Homeowners should be worried about a legal battle that could jeopardize 'the stability of the housing market,' the head of a federal consumer watchdog says
The Supreme Court will soon hear a case challenging the CFPB's funding structure.
CFPB Director Rohit Chopra said an adverse ruling could risk protections for homeowners.
Housing groups also warned of chaos in the industry if CFPB's funding is upended.
The nation's highest court is about to hear arguments in a case that could have major implications for homeowners.
On October 3, the Supreme Court will take on the case Consumer Financial Protection Bureau v. Community Financial Services Association of America Ltd., which was brought on by payday lenders to challenge the funding structure of the federal watchdog Consumer Financial Protection Bureau. The lenders took issue with the fact that the CFPB is funded by the Federal Reserve, rather than having to rely on annual funding approval from Congress — and the Fifth Circuit ruled last year that the structure is unconstitutional saying Congress did not intend for the CFPB to bypass the annual appropriations process.
Now, the question rests in the hands of the Supreme Court — and CFPB Director Rohit Chopra said during a Monday speech at the Mortgage Collaborative National Conference that an adverse ruling could upend the housing industry and put homeowners at risk.
He said that since the CFPB was formally established in 2011 in the aftermath of the 2008 recession — during which nearly 4 million Americans lost their homes — it implemented standards to ensure borrowers who take on mortgages have the ability to repay them. It also established new rules mandated by Congress that intended to "stop systemic abuse from spreading. Mortgage servicers can't send borrowers on a wild goose chase when they ask for help," Chopra said.

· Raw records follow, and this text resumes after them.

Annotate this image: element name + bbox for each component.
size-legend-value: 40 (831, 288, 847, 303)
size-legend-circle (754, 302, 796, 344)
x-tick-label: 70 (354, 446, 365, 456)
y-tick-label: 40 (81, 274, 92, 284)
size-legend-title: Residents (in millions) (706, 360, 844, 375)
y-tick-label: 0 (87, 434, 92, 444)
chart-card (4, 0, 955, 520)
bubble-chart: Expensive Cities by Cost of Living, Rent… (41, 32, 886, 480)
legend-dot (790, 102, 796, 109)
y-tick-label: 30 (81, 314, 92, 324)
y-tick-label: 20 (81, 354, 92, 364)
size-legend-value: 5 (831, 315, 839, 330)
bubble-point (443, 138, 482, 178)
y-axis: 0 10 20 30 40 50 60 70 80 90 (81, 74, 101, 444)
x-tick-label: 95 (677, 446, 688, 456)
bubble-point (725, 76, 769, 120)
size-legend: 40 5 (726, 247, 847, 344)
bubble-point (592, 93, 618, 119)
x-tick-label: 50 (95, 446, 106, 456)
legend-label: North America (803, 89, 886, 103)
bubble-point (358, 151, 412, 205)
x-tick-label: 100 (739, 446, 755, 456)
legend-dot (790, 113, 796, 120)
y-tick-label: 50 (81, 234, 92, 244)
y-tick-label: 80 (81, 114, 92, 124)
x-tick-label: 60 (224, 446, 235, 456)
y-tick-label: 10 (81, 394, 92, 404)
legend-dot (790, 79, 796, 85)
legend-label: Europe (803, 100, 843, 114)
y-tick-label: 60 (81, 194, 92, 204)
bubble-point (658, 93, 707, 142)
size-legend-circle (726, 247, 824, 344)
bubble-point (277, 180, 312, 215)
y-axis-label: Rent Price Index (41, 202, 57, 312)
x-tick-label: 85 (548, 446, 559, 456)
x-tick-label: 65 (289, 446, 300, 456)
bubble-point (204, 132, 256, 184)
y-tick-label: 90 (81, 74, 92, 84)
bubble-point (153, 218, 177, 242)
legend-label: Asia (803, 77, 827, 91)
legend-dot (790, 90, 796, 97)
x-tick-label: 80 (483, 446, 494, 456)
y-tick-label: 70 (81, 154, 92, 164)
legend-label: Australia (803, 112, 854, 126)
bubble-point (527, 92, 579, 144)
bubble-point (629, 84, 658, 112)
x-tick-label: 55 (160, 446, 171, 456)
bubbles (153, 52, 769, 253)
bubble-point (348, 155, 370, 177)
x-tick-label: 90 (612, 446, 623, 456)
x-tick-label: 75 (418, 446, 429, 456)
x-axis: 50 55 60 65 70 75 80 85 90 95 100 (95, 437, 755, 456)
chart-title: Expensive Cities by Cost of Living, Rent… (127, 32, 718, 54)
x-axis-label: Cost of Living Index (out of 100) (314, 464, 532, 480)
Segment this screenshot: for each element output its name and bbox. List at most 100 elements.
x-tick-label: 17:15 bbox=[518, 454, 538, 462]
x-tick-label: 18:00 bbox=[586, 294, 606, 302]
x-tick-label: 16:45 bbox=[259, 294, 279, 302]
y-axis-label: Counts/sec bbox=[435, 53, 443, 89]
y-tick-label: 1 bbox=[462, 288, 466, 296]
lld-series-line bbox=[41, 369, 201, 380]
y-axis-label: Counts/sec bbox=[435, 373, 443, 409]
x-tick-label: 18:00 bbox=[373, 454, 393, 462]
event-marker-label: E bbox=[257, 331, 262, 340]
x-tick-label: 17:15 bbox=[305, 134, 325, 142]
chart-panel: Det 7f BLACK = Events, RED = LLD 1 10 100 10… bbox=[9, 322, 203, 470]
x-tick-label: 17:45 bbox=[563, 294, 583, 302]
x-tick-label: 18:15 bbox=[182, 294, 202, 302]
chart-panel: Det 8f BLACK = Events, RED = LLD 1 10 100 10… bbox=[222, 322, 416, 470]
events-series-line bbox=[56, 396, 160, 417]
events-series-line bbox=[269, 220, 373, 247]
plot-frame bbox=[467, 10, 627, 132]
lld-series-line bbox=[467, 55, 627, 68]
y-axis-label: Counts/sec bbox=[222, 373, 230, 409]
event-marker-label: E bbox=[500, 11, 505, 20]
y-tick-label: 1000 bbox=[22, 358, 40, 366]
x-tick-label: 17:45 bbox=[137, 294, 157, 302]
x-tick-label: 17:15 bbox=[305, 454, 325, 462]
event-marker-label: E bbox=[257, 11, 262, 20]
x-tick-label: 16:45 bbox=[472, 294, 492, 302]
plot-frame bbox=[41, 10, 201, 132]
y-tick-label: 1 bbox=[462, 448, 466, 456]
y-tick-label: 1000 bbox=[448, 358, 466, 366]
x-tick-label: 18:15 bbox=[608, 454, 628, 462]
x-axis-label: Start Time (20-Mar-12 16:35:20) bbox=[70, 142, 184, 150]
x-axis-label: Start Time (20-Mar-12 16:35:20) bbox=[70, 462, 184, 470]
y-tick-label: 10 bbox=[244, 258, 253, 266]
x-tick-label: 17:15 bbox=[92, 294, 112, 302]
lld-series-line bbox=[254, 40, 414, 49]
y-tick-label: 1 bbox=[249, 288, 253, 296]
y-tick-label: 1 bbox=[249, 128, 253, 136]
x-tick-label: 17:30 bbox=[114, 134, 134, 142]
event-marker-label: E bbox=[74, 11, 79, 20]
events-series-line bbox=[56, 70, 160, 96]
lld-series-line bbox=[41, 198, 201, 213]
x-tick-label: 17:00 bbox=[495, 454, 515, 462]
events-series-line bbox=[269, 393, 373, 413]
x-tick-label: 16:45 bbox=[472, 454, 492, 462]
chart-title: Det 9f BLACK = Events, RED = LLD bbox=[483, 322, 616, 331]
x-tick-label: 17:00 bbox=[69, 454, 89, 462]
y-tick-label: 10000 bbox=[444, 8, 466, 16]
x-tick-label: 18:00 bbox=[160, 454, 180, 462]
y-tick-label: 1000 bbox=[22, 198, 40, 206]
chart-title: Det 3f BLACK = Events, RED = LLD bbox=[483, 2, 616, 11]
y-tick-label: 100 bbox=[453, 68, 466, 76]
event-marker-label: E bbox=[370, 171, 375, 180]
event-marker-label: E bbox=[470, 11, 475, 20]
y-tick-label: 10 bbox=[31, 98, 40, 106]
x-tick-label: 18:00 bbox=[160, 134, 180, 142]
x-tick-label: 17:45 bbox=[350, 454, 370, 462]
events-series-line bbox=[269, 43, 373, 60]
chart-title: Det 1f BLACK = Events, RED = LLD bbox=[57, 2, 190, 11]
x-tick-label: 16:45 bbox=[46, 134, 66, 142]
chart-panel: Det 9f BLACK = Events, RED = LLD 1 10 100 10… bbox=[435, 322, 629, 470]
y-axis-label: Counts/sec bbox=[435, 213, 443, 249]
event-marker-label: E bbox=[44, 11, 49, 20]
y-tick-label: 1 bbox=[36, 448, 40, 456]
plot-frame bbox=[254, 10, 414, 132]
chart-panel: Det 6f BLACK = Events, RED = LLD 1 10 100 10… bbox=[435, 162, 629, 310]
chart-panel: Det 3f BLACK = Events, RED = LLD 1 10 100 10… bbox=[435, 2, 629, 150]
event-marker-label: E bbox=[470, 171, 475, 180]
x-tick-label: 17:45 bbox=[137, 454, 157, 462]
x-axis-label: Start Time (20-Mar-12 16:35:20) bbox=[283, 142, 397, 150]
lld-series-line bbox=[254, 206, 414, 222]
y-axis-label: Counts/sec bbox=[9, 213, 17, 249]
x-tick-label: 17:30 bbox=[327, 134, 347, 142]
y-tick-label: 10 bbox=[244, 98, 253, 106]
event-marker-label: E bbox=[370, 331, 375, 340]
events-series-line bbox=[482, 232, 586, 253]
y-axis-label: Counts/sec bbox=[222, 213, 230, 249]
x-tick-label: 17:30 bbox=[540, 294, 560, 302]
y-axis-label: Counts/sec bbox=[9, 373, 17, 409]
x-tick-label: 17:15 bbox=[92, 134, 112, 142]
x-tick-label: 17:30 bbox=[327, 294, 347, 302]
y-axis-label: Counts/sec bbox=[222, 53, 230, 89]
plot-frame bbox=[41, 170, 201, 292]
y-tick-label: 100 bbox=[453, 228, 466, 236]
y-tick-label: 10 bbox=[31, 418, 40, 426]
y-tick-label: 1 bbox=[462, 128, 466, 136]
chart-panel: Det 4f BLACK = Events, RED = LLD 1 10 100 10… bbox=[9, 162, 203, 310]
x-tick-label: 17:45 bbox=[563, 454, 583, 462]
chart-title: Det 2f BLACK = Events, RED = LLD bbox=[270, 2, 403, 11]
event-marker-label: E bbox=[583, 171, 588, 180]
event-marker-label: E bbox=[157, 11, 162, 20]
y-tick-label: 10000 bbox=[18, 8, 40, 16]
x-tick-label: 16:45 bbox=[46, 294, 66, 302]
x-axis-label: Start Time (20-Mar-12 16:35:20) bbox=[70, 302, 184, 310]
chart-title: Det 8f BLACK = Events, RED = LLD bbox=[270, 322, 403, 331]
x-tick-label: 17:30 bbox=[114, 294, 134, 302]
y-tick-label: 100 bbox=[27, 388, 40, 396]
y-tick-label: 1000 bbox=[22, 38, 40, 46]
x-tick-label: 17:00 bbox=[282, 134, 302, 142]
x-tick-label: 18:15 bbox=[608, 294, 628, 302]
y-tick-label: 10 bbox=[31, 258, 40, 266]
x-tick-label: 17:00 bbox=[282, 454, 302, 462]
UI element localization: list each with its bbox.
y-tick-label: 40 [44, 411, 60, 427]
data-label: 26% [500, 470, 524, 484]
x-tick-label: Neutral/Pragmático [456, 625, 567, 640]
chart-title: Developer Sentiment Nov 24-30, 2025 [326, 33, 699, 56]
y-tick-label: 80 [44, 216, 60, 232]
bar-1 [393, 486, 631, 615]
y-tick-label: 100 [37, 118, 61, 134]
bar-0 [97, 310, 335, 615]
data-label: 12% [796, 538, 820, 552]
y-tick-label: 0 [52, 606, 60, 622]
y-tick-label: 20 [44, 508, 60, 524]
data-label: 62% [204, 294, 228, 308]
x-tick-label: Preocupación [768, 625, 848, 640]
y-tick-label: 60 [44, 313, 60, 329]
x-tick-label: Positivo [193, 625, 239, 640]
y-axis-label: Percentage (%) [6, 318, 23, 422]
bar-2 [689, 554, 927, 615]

According to CFPB research, the heightened rules on the mortgage industry saved 26,000 families from foreclosure and at least 127,000 more borrowers from delinquency. But the Supreme Court threat to the CFPB's funding structure "would raise significant concerns for the stability of the housing market and the financial system more broadly," Chopra said.
"Reverting to a system without these regulations would create uncertainty for the mortgage industry and the economy," Chopra said. "And even putting aside the questions about existing rules, moving to a world where the future of housing finance oversight is uncertain and unknown, including the number of years we would be living under such mystery, should raise serious shared trepidations among market participants, financial markets, and consumers alike."
He also noted that this is an especially precarious time due to the changes mortgage lenders are experiencing, including housing supply shortages and the student-loan payment resumption that could impact housing demand. The Mortgage Bankers Association, the National Association of Home Builders, and the National Association of Realtors expressed similar sentiments in an amicus brief to the Supreme Court in support of the CFPB.
"The litigation and widespread uncertainty that would likely result from a decision that suddenly called all the CFPB's rules into question would prove devastating to the mortgage market," the groups wrote.
"Any freeze on new loans would devastate consumers' options for buying or selling homes, given that most people need financing to purchase a house," they continued. "Almost 80% of all homebuyers use a loan to purchase a home, and among first-time homebuyers that number jumps as high as 97%. Not only would first time homebuyers be devastated by an inability to obtain a mortgage, but minority communities also would be disproportionately negatively impacted."
The groups also said that the economic impacts of an adverse Supreme Court ruling would be widespread because thousands of Americans who work in the mortgage industry could lose their jobs if the mortgage market crashes.
At this point, it's unclear how broadly the Supreme Court will rule, and if it will strike down the CFPB's funding structure entirely. As Insider previously reported, though, the stakes are high — protections for student-loan borrowers and consumers nationwide could be at risk, and it could open legal challenges into other agencies that do not receive annual funding, like the Federal Reserve.